Stellt euch vor ihr lebt im „finsteren“ Mittelalter und euer Kopf ist von technischen Errungenschaften des 21. Jahrhunderts durchdrungen. Irgend jemand ist hier im falschen Film – beziehungsweise im falschen Spiel.

Der Prince of Persia im Cel Shading Look: Eine Augenweide.
Der Prince of Persia im Cel Shading Look: Eine Augenweide.

Nach dem fulminanten Sands of Time distanzierte sich die als Milchkuh zweckentfremdete Melkmaschinerie zusehends von den orientalisch und persisch angehauchten Wurzeln. Und verkam zu einer seelenlosen Reagenzglas-Geburt mit allerlei martialischem Kampfgeplänkel, das den grobkörnigen Charme eines Wrestling-Kämpfers in sich barg.
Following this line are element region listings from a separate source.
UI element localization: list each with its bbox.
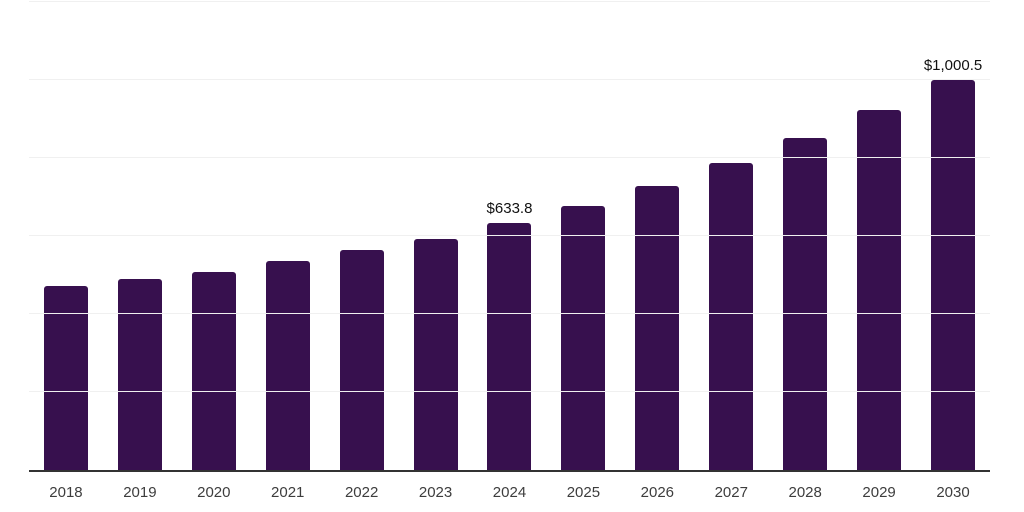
bar-band-2020 [177, 2, 251, 470]
x-tick-label-2020: 2020 [197, 484, 231, 501]
x-axis-line [29, 470, 990, 472]
bar-band-2025 [546, 2, 620, 470]
bar-band-2019 [103, 2, 177, 470]
bar-band-2022 [325, 2, 399, 470]
bar-2018 [43, 286, 88, 470]
bar-band-2030: $1,000.5 [916, 2, 990, 470]
bar-2030 [931, 79, 976, 470]
bar-2025 [561, 206, 606, 470]
x-tick-label-2028: 2028 [788, 484, 822, 501]
bar-band-2023 [399, 2, 473, 470]
bar-band-2021 [251, 2, 325, 470]
x-tick-label-2029: 2029 [862, 484, 896, 501]
bar-2026 [635, 186, 680, 470]
gridline [29, 391, 990, 392]
gridline [29, 1, 990, 2]
bars-row: $633.8 $1,000.5 [29, 2, 990, 470]
bar-band-2028 [768, 2, 842, 470]
data-label-2030: $1,000.5 [923, 56, 983, 74]
bar-2027 [709, 163, 754, 470]
x-tick-label-2021: 2021 [271, 484, 305, 501]
x-tick-label-2019: 2019 [123, 484, 157, 501]
bar-band-2026 [620, 2, 694, 470]
x-tick-label-2024: 2024 [492, 484, 527, 501]
bar-2024 [487, 222, 532, 470]
bar-2022 [339, 250, 384, 470]
bar-2028 [783, 138, 828, 470]
x-tick-label-2027: 2027 [714, 484, 748, 501]
bar-2029 [857, 110, 902, 470]
x-axis-labels: 2018 2019 2020 2021 2022 2023 2024 2025 2026 2027… [29, 485, 990, 500]
gridline [29, 235, 990, 236]
bar-band-2024: $633.8 [473, 2, 547, 470]
bar-band-2018 [29, 2, 103, 470]
x-tick-label-2030: 2030 [936, 484, 970, 501]
bar-band-2029 [842, 2, 916, 470]
bar-2023 [413, 238, 458, 470]
bar-2021 [265, 261, 310, 470]
bar-band-2027 [694, 2, 768, 470]
x-tick-label-2025: 2025 [566, 484, 601, 501]
bar-2019 [117, 279, 162, 470]
plot-area: $633.8 $1,000.5 [29, 1, 990, 470]
x-tick-label-2018: 2018 [49, 484, 83, 501]
x-tick-label-2023: 2023 [418, 484, 453, 501]
gridline [29, 313, 990, 314]
data-label-2024: $633.8 [486, 199, 533, 217]
bar-2020 [191, 271, 236, 470]
x-tick-label-2026: 2026 [640, 484, 675, 501]
x-tick-label-2022: 2022 [344, 484, 379, 501]
gridline [29, 79, 990, 80]
gridline [29, 157, 990, 158]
Doch nach Jahren der inneren Einkehr können wir endlich frohlocken und in ein Abenteuer aus Tausendundeiner Nacht stürzen, so dass wir uns infolge der erzählerischen Sogwirkung wie in der großformatigen Märchenvorlage von allen Alltagsgegenständen abschotten können. Doch können wir das wirklich?

Das neue Prince of Persia weckte schon allein durch die Tatsache mein Interesse, dass sich die Entwickler besonders optisch von den Vorlagen abheben wollten. Der unnachahmliche und künstlerisch extrem wirkungsvolle Cel Shading -Look, der selbst dem konservativsten Spiel-Konzept neue Frische einhaucht, verpasste dem stagnativen Sackgassen-Leerlauf eine unbedingt notwendige Gesichtsfrische. Das Spiel erlangte in Sekundenbruchteilen knallrote Bäckchen. Und spätestens nach dem man erfuhr, dass sich der Prinz auf die lebensrettende Daueraufsicht einer gravitätischen Amazone stützt, wurden Erinnerungen an das zauberhafte ICO wach. Also, die Zeichen standen mehr als gut und man wickelte sich schon vorsorglich in eine gedämpft optimistische Erwartungshaltung ein.